Pero si la historia del ser humano es, entre otras cosas, la superación de nuestras limitaciones y debilidades, deberíamos hacer un esfuerzo para que este lastre emocional no se convierta en un peso muerto para el avance de nuestras sociedades. Tardar un año o dos en reconocer el fracaso de una decisión política puede ser un tiempo vital, y mucho más en el contexto político actual, en que dos meses en política son como un año de otras épocas.

Para encarar el convulso panorama político español, que nos asegura inestabilidad todavía durante algún tiempo, bien haríamos en asumir con rigor varios principios fundamentales que deberían regir una política sólida y seria. Primero, la política la hacen personas pero no en soledad, es decir, los proyectos políticos son siempre colectivos, y esa pluralidad jamás puede desaparecer bajo liderazgos mesiánicos incontestables.
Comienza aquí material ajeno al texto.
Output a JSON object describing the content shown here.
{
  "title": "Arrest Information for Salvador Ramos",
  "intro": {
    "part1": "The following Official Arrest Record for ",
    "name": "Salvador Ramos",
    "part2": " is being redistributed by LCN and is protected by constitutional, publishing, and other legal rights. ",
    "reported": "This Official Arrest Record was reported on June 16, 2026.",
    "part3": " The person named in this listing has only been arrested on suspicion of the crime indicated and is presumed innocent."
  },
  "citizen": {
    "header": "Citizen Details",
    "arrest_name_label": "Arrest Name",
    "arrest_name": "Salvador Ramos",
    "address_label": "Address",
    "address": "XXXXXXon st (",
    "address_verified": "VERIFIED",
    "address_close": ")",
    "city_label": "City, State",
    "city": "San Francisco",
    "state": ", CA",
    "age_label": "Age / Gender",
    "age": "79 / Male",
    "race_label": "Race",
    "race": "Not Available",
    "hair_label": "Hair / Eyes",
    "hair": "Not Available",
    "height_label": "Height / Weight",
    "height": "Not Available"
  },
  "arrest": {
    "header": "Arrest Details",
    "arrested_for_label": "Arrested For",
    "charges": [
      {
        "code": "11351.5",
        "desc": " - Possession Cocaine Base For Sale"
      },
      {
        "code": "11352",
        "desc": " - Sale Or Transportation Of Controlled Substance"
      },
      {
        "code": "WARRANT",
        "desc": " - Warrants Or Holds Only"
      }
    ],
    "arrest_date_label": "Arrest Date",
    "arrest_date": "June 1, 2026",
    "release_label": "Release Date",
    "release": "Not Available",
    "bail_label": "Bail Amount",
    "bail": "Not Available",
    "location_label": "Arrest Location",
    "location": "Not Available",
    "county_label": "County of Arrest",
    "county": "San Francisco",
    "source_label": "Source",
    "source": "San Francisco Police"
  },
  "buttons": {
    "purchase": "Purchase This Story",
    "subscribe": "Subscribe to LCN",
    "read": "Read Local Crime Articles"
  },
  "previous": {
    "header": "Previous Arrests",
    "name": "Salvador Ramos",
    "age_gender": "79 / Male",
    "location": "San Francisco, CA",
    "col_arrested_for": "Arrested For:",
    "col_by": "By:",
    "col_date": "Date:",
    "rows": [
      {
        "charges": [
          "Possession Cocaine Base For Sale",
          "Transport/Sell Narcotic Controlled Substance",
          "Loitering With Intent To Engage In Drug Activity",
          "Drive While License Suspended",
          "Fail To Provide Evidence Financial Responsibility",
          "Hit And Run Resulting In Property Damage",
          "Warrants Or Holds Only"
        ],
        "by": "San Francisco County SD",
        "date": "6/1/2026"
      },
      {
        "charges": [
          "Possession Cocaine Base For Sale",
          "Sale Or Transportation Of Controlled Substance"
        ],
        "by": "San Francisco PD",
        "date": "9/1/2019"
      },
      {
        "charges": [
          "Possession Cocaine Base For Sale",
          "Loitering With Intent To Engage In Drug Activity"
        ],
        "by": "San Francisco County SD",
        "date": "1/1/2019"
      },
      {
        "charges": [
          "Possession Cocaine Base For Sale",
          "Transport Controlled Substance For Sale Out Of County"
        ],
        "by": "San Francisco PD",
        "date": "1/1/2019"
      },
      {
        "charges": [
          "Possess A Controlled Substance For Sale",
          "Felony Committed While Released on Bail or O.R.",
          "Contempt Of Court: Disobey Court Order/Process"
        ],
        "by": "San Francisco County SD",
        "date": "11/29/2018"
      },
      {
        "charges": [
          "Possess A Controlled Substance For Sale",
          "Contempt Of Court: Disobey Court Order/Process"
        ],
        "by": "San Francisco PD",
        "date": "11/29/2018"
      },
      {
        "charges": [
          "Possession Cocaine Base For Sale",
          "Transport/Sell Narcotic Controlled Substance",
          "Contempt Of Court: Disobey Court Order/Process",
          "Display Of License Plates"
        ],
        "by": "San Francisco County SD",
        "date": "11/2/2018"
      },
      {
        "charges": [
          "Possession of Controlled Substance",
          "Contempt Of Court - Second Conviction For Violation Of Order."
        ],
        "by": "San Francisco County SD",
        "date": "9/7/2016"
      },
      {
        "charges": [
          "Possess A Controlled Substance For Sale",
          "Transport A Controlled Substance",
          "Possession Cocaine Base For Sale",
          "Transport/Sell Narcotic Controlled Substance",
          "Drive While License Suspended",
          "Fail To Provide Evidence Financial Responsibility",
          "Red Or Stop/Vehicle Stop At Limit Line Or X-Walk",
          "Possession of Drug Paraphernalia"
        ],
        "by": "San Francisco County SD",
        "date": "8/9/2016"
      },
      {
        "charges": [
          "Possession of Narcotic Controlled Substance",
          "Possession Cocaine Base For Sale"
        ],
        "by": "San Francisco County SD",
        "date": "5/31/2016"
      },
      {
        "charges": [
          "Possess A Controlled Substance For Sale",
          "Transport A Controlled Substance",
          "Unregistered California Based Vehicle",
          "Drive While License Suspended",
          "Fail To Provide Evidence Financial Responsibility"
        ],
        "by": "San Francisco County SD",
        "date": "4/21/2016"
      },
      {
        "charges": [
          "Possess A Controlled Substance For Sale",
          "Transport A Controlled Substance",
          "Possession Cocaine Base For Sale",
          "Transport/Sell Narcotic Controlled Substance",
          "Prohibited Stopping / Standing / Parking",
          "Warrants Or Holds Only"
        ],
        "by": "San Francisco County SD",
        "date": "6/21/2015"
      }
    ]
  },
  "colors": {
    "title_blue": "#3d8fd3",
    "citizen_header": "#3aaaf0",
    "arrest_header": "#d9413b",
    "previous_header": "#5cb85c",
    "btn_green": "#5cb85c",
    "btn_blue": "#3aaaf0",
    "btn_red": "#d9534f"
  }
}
Segundo, la política debe oxigenarse permanentemente. Quienes detentan poder no están tocados por los dioses, ni tienen más derecho que los demás a ocupar esas posiciones, ni merecen más oportunidades que otros trabajadores frente a sus fracasos.

Tercero, no pasa nada por equivocarse. Tenemos que desdramatizar los errores, las rectificaciones, los fracasos y las decepciones. Todo ello es de una cotidianidad abrumadora para cualquiera, pero parece que ante determinados asuntos se convierte en motivo de bloqueo e incapacidad para propiciar la catarsis necesaria. Los líderes se equivocan, las organizaciones políticas asumen inercias inadecuadas: no pasa nada. Lo único que pasa es que como ciudadanos tenemos que tomar decisiones ante ello, puesto que los problemas políticos nos atañen.

Si tenemos en cuenta estas tres cosas, le haremos un gran favor al bien común, regenerando el espacio público —esto es tarea de todos, no solo de los que mandan— y convirtiéndolo en un espacio de acciones colectivas y no excesivamente personalistas, en un ámbito fresco con ideas siempre renovadas y en una herramienta más de convivencia que de enfrentamiento, aunque haya discrepancia leal. La política es de todos: seamos responsables y consecuentes con ello.